Le plus souvent, ces catégories fragiles sont attachées à une vision traditionnelle du métier et rejettent l'idée d'un marché du droit. Elles jouent un rôle majeur dans les choix stratégiques de la profession.

La stratégie professionnelle poursuivie depuis la fin des années 1960 a conforté les modes d'exercice traditionnels et n’a pas engagé les réformes nécessaires à la conquête de nouveaux marchés.
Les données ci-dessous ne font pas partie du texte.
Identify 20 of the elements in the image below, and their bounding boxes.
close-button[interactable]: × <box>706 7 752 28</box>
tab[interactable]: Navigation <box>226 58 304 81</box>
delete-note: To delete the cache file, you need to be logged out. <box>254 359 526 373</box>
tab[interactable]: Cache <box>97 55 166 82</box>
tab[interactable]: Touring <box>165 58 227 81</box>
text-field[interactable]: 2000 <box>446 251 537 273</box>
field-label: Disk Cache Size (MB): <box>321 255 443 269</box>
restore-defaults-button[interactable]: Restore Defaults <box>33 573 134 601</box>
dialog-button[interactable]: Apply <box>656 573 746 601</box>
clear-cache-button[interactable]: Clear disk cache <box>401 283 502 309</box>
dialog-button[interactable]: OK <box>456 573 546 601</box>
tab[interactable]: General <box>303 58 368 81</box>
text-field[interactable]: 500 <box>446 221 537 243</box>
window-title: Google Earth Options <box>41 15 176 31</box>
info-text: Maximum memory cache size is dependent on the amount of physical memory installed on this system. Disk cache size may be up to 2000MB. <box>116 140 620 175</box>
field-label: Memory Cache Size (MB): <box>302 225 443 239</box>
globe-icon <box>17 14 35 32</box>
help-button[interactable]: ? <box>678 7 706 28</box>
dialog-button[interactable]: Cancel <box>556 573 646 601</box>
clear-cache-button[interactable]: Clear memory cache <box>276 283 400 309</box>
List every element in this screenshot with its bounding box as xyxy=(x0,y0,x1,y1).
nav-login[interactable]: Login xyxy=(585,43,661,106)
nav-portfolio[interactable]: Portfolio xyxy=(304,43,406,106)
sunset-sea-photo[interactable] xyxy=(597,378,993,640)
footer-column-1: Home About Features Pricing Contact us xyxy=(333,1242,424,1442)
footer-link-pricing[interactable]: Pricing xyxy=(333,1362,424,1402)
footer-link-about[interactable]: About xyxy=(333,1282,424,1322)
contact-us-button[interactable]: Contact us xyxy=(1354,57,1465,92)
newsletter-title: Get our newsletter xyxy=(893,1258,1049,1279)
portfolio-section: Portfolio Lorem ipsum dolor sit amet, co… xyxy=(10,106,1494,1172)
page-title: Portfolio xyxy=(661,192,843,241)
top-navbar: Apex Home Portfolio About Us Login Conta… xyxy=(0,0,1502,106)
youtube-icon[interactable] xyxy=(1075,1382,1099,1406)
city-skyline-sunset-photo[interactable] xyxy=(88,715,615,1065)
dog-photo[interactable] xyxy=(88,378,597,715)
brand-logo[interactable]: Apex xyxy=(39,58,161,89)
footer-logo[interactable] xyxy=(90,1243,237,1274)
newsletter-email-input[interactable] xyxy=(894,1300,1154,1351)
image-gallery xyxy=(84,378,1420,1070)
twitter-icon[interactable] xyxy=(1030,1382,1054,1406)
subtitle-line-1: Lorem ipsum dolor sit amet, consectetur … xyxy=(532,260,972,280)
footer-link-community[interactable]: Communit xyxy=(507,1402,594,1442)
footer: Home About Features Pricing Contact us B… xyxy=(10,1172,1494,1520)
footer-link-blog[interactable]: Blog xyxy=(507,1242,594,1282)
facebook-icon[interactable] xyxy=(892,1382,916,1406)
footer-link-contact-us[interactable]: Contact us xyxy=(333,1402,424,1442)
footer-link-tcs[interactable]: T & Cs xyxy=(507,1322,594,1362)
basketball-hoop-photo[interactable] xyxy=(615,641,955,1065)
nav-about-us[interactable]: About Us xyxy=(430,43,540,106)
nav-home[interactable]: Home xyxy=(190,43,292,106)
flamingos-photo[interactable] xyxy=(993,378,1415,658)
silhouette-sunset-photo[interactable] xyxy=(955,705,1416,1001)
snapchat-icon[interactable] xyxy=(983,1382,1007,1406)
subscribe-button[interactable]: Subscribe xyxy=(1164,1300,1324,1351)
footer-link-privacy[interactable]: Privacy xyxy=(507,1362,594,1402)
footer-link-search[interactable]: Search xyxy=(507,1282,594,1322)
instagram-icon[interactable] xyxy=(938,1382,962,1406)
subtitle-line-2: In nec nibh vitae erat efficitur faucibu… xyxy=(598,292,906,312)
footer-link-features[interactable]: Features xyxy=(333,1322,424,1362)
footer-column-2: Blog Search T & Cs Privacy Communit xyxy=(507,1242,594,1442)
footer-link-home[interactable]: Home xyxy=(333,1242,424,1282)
Elle a pris fin durant la dernière décennie, après une série d’échecs.

Les difficultés économiques auxquelles se heurtent les avocats s'expliquent par :

  • une demande de droit insuffisante (en France, le recours à un avocat pour régler un problème juridique n’est pas un réflexe majoritaire) ;
  • une crise de l’offre proposée par les avocats (les justiciables recherchent une prestation de qualité).

Des solutions proposées

Le rapport formule 13 recommandations selon trois axes majeurs :

  • améliorer la situation économique des avocats en revalorisant le barème de l’aide juridictionnelle, en protégeant mieux les collaborateurs des cabinets d’avocats, en favorisant l’égalité femme/homme et en réformant la formation des avocats (par l’ajout de modules de management et de gestion) ;
  • inciter les avocats à faire évoluer leur offre de services. La mission suggère d'attribuer la force exécutoire à tout acte contresigné par un avocat dans le cadre du mode amiable de règlement des différends, d'autoriser l'apport de capitaux extérieurs au sein des structures professionnelles et de favoriser l'exercice du métier en commun ;
  • renforcer les relations entre magistrats et avocats en associant ces derniers à la vie des juridictions, en leur facilitant l'accès à la magistrature judiciaire et en renforçant leur secret professionnel (afin de garantir le droit du client à la confidentialité des échanges avec son avocat).